Question

\[let \ f:\mathbb{R}\to \mathbb{R} \ and \ one \ to \ one \ and \ A,B\subseteq \mathbb{R}. \ Prove, \ f(A \cap B)=f(A)\cap f(B)\]

Answer 1

@Kainui

Answer 2

@Loser66 canyou figure out this?

Answer 3

Real analysis? haizzz, I am lazy to look up the note

Answer 4

ok, let me try

Answer 5

Thank you

Answer 6

I've done work on this question.
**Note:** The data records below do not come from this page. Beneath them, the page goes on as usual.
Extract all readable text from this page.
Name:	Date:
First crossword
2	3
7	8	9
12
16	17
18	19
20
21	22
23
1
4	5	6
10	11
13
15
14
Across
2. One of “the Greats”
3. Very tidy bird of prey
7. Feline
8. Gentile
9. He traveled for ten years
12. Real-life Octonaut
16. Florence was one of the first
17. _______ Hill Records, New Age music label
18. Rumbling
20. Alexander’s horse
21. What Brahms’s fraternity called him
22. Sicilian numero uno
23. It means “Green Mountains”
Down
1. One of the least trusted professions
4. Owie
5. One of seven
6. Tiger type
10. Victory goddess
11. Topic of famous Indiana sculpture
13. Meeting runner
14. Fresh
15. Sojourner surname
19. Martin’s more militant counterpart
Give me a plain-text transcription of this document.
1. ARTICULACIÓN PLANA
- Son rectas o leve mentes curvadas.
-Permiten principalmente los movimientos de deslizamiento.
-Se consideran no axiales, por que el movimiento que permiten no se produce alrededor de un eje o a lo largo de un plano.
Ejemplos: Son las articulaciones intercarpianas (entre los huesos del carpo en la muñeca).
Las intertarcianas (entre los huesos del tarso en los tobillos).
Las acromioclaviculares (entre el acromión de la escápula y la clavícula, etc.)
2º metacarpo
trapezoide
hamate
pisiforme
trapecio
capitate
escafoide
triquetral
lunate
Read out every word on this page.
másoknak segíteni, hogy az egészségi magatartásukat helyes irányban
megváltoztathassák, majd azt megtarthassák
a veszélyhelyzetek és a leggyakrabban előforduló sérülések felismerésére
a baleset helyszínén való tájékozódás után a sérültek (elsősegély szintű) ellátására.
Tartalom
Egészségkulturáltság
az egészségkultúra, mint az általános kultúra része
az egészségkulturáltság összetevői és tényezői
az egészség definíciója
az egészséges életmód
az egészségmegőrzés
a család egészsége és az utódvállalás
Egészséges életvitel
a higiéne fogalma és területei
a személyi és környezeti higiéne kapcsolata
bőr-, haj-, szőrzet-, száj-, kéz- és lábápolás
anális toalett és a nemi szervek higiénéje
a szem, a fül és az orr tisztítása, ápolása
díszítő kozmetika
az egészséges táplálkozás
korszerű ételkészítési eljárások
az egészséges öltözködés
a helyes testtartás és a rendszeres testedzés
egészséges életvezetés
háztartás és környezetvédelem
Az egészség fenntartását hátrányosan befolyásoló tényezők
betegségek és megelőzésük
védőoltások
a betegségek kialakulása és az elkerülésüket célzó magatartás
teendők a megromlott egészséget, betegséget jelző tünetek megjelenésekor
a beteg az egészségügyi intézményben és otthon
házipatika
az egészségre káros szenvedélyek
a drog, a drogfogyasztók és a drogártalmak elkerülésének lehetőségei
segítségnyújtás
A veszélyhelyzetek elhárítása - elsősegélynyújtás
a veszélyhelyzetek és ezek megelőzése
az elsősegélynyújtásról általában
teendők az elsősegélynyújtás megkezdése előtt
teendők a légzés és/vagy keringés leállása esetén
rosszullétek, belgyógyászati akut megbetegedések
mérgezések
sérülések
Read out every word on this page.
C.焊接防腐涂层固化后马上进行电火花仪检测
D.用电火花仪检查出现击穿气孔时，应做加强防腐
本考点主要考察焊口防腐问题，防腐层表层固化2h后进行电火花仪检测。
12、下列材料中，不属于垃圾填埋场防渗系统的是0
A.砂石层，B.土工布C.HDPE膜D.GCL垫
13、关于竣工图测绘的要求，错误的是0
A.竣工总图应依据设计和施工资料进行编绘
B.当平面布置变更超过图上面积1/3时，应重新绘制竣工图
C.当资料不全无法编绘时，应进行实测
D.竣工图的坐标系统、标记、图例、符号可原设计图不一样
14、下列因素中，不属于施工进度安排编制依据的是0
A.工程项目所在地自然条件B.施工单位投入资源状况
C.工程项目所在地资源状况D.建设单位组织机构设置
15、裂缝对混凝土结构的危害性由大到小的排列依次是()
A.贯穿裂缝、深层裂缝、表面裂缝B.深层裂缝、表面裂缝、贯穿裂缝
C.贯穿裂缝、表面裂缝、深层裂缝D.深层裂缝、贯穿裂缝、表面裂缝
Would you like to see it?

Answer 7

rather "some work"

Answer 8

I first assumed that f(A intersection B) does not equal to f(A) intersection f(B)

Answer 9

(I tried to do it using contradiction method.)

Answer 10

That means there exists some x belong(s) to A intersection B such that f(x) does not belong to f(A) intersection f(B)

Answer 11

or

Answer 12

Let \(y\in f(A\cap B)\) then there exist \(x \in (A\cap B)\) such that f(x) = y
\(x \in (A\cap B)\), hence \(x\in A\) and \(x\in B\)

Answer 13

\(x\in A\) then \(f(x) \in f(A)\)
\(x\in B\) then\(f(x)\in f(B)\)
-----------------------------
\(f(x) \in f(A)\cap f(B)\)
hence \(f(A\cap B) \subset f(A)\cap f(B)\)

Answer 14

one way is done, now another way

Answer 15

ok...

Answer 16

just go back ward.

Answer 17

you know that we need prove both ways, right?